As he reached the road, he straightened up and assured me he was fine (there were no visible bruises and he had been wearing his seatbelt). He asked to use my cell phone to call for a tow truck, and then encouraged me, several times, to continue my bike ride up the steep mountain road. I did. That's when I decided to count the curves on the mountain and started to think about those curves as a metaphor for how leaders need feedback to monitor their environment closely.
Webster’s Dictionary defines feedback as “the return to the point of origin of evaluative or corrective information.” Feedback is everywhere. A market-based economy works because consumers give continuous feedback to producers. The human body incorporates thousands of feedback mechanisms to keep us alive. Failure to pay attention to feedback is what almost killed the driver on that mountain. Is it hurting your leadership?
I counted 37 curves from the spot where he went over the edge to the top of that mountain. This means he had 37 opportunities to become aware of, learn from, and adjust to the feedback from his environment as he raced down. He obtained feedback about the road conditions, his car, his ability to negotiate hairpin curves... You get the point. He was, to paraphrase T.S. Eliot, getting the experience but missing the meaning. How often does that happen to you?
Are you having experiences, but missing the meaning? Here's a clue... I know I'm NOT learning my lesson when the universe keeps sending me (i.e., I keep creating) the same experience over and over again. It's always Groundhog Day for those who don't learn from their experience. Monitoring your environment by being open to internal and external feedback, and choosing to learn from it, is what makes an experience meaningful.
As a leader, you receive feedback from customers, team members, management... every day. Here are three powerful tools to help you use feedback to monitor your surroundings.

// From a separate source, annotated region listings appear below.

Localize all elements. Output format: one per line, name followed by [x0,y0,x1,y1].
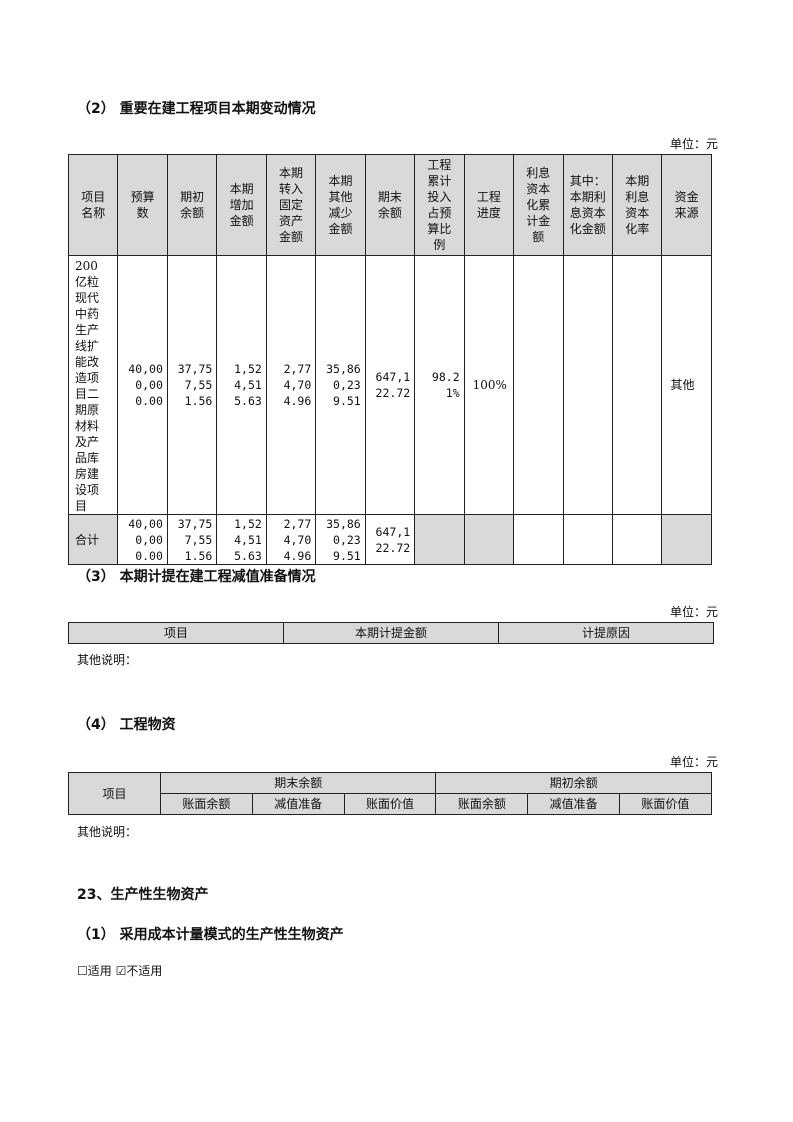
header-cell: 工程进度 [476,190,501,220]
empty-cell [611,514,663,565]
closing-value: 647,122.72 [375,370,411,400]
sub-header-row: 账面余额 减值准备 账面价值 账面余额 减值准备 账面价值 [68,793,712,815]
section-2-title: （2） 重要在建工程项目本期变动情况 [77,101,316,117]
header-cell: 减值准备 [251,793,345,815]
header-cell: 本期增加金额 [229,182,254,228]
total-budget: 40,000,000.00 [128,516,163,563]
impairment-table: 项目 本期计提金额 计提原因 [68,622,714,644]
total-label: 合计 [75,532,100,547]
header-cell: 本期其他减少金额 [328,174,353,236]
applicable-checkbox[interactable]: ☐ [77,964,88,978]
header-cell: 利息资本化累计金额 [526,166,551,244]
applicable-label: 适用 [87,964,112,978]
header-cell: 项目名称 [81,190,106,220]
total-row: 合计 40,000,000.00 37,757,551.56 1,524,515… [67,514,712,565]
header-cell: 其中：本期利息资本化金额 [569,174,606,236]
other-notes: 其他说明： [77,825,138,839]
header-cell: 账面余额 [435,793,529,815]
empty-cell [513,514,564,565]
header-cell: 计提原因 [498,622,714,644]
header-cell: 期初余额 [435,772,712,794]
total-increase: 1,524,515.63 [234,516,262,563]
total-closing: 647,122.72 [375,524,411,555]
construction-projects-table: 项目名称 预算数 期初余额 本期增加金额 本期转入固定资产金额 本期其他减少金额… [67,154,712,565]
header-cell: 工程累计投入占预算比例 [427,158,452,252]
header-row: 项目 本期计提金额 计提原因 [68,622,714,644]
opening-value: 37,757,551.56 [177,362,213,408]
empty-cell [661,514,712,565]
other-notes: 其他说明： [77,653,138,667]
empty-cell [562,514,613,565]
interest-cum-value [513,255,564,515]
header-cell: 项目 [68,772,161,815]
header-cell: 预算数 [130,190,155,220]
header-cell: 本期计提金额 [283,622,499,644]
progress-value: 100% [472,378,507,392]
not-applicable-label: 不适用 [126,964,163,978]
section-23-title: 23、生产性生物资产 [77,887,209,903]
budget-value: 40,000,000.00 [128,362,163,408]
total-other-decrease: 35,860,239.51 [326,516,361,563]
project-name: 200亿粒现代中药生产线扩能改造项目二期原材料及产品库房建设项目 [75,259,100,513]
total-opening: 37,757,551.56 [177,516,213,563]
not-applicable-checkbox[interactable]: ☑ [115,964,127,978]
increase-value: 1,524,515.63 [234,362,262,408]
ratio-value: 98.21% [431,370,460,400]
source-value: 其他 [670,378,695,392]
transfer-value: 2,774,704.96 [283,362,312,408]
header-cell: 期末余额 [159,772,437,794]
unit-label: 单位：元 [669,605,718,619]
section-23-1-title: （1） 采用成本计量模式的生产性生物资产 [77,927,344,943]
section-4-title: （4） 工程物资 [77,717,176,733]
total-transfer: 2,774,704.96 [283,516,312,563]
section-3-title: （3） 本期计提在建工程减值准备情况 [77,569,316,585]
unit-label: 单位：元 [669,755,718,769]
empty-cell [463,514,515,565]
header-cell: 资金来源 [674,190,699,220]
empty-cell [414,514,465,565]
interest-rate-value [611,255,663,515]
header-cell: 减值准备 [527,793,621,815]
unit-label: 单位：元 [669,137,718,151]
header-cell: 账面价值 [343,793,437,815]
header-row: 项目名称 预算数 期初余额 本期增加金额 本期转入固定资产金额 本期其他减少金额… [67,154,712,256]
header-cell: 期末余额 [377,190,402,220]
header-cell: 本期利息资本化率 [625,174,650,236]
header-row: 项目 期末余额 期初余额 [68,772,712,815]
table-row: 200亿粒现代中药生产线扩能改造项目二期原材料及产品库房建设项目 40,000,… [67,255,712,515]
interest-cur-value [562,255,613,515]
header-cell: 项目 [68,622,284,644]
other-decrease-value: 35,860,239.51 [326,362,361,408]
header-cell: 账面余额 [160,793,253,815]
header-cell: 期初余额 [180,190,205,220]
applicability-options: ☐适用 ☑不适用 [77,962,162,979]
engineering-materials-table: 项目 期末余额 期初余额 账面余额 减值准备 账面价值 账面余额 减值准备 账面… [68,772,712,815]
header-cell: 账面价值 [619,793,712,815]
header-cell: 本期转入固定资产金额 [279,166,304,244]
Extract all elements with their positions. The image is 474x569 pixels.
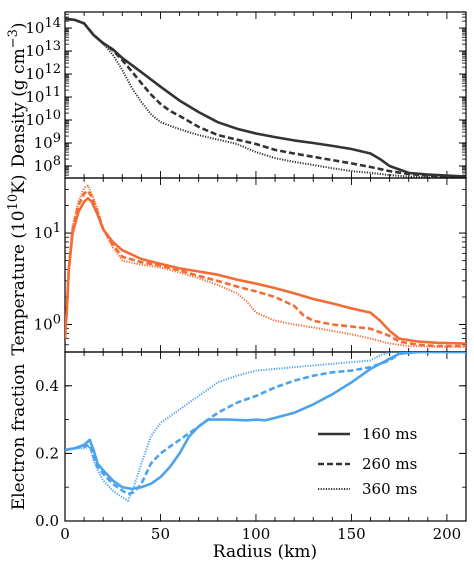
density-ytick-label: 1013: [25, 39, 61, 60]
electron-fraction-ylabel: Electron fraction: [9, 364, 29, 511]
density-ytick-label: 109: [34, 131, 61, 152]
temperature-series-260ms: [65, 189, 466, 348]
temperature-ylabel-exp: 10: [6, 194, 21, 211]
density-ytick-label: 1014: [25, 16, 61, 37]
density-ylabel: Density (g cm−3): [6, 22, 29, 167]
x-tick-label: 100: [242, 525, 271, 543]
density-ytick-label: 108: [34, 154, 61, 175]
electron_fraction-ytick-label: 0.0: [35, 512, 59, 530]
temperature-ylabel-close: K): [9, 175, 29, 194]
density-series-160ms: [65, 17, 466, 178]
temperature-series-360ms: [65, 184, 466, 348]
temperature-marks: 100 101: [34, 177, 467, 353]
legend-label-360ms: 360 ms: [362, 480, 417, 498]
x-axis: 0 50 100 150 200: [60, 525, 461, 543]
electron-fraction-marks: 0.0 0.2 0.4: [35, 351, 467, 530]
temperature-panel: 100 101 Temperature (1010K): [6, 175, 467, 356]
x-tick-label: 200: [433, 525, 462, 543]
density-ylabel-exp: −3: [6, 29, 21, 48]
legend-label-260ms: 260 ms: [362, 455, 417, 473]
x-tick-label: 150: [337, 525, 366, 543]
density-ytick-label: 1010: [25, 108, 61, 129]
density-ytick-label: 1011: [25, 85, 61, 106]
temperature-ytick-label: 101: [34, 221, 61, 242]
density-plot-frame: [64, 11, 467, 179]
x-tick-label: 50: [151, 525, 170, 543]
temperature-ylabel-text: Temperature (10: [9, 210, 29, 355]
density-series-260ms: [65, 17, 466, 178]
temperature-ytick-label: 100: [34, 312, 61, 333]
density-ytick-label: 1012: [25, 62, 61, 83]
temperature-plot-frame: [64, 177, 467, 353]
electron-fraction-panel: 0.0 0.2 0.4 Electron fraction: [9, 351, 467, 530]
electron_fraction-series-160ms: [65, 352, 466, 491]
legend: 160 ms 260 ms 360 ms: [318, 425, 417, 498]
legend-label-160ms: 160 ms: [362, 425, 417, 443]
density-series-360ms: [65, 17, 466, 178]
electron_fraction-series-260ms: [65, 352, 466, 496]
electron_fraction-ytick-label: 0.4: [35, 377, 59, 395]
x-axis-label: Radius (km): [213, 542, 317, 562]
density-ylabel-text: Density (g cm: [9, 48, 29, 167]
temperature-series-160ms: [65, 197, 466, 345]
x-tick-label: 0: [60, 525, 70, 543]
density-ylabel-close: ): [9, 22, 29, 29]
electron_fraction-ytick-label: 0.2: [35, 444, 59, 462]
electron-fraction-plot-frame: [64, 351, 467, 522]
temperature-ylabel: Temperature (1010K): [6, 175, 29, 356]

1. Be open to most things, attached to few
If the person on the mountain had been open to what the hairpin turns were teaching him, he might not have plunged off the road. Do you ever find yourself going so fast, trying to push too hard or rush a conversation, that you miss critical feedback? Don’t become so attached to your way, as I sometimes do, that you miss the "corrective information" someone or something is telling you.
2. Write for insight
In her book ‘The Artist’s Way,’ Julia Cameron describes a powerful technique called Morning Pages. She says that if you really want to discover the meaning of something, write three pages by hand, non-stop, and fast, in the morning. Anything that comes to mind, write it down, without editing. Don’t think, don’t hesitate, and don’t stop. The key is to keep your hand moving no matter what spills out onto the pages. Morning Pages are NOT prose, poetry, or journaling. You shouldn't show them to or share them with anyone. You will be amazed at what this "internal feedback" teaches you. Remember, we don’t learn from experience; we learn from our reflection on that experience.
3. Ask positive questions
Do you ever get down on yourself or blame circumstances when you make a mistake or life throws you a curve (like a hairpin one on a mountain)? We all mess up. Yet few of us realize that there is no failure, only feedback. ‘Failure’ is just feedback waiting for meaning. It’s only failure if you don’t learn anything. Whenever you're hit by unexpected or unwelcome events, what if you focused on positive feedback by asking questions like:
- - What could I learn from this?
- - Will this be critical five years from today?
- - How can I view this differently?
We all receive tons of feedback as we speed through our day. Perhaps if we paid closer attention to this "corrective information" we might make more meaning out of what happens to us. Maybe feedback is about learning for the future. Perhaps feedback is really feed-forward?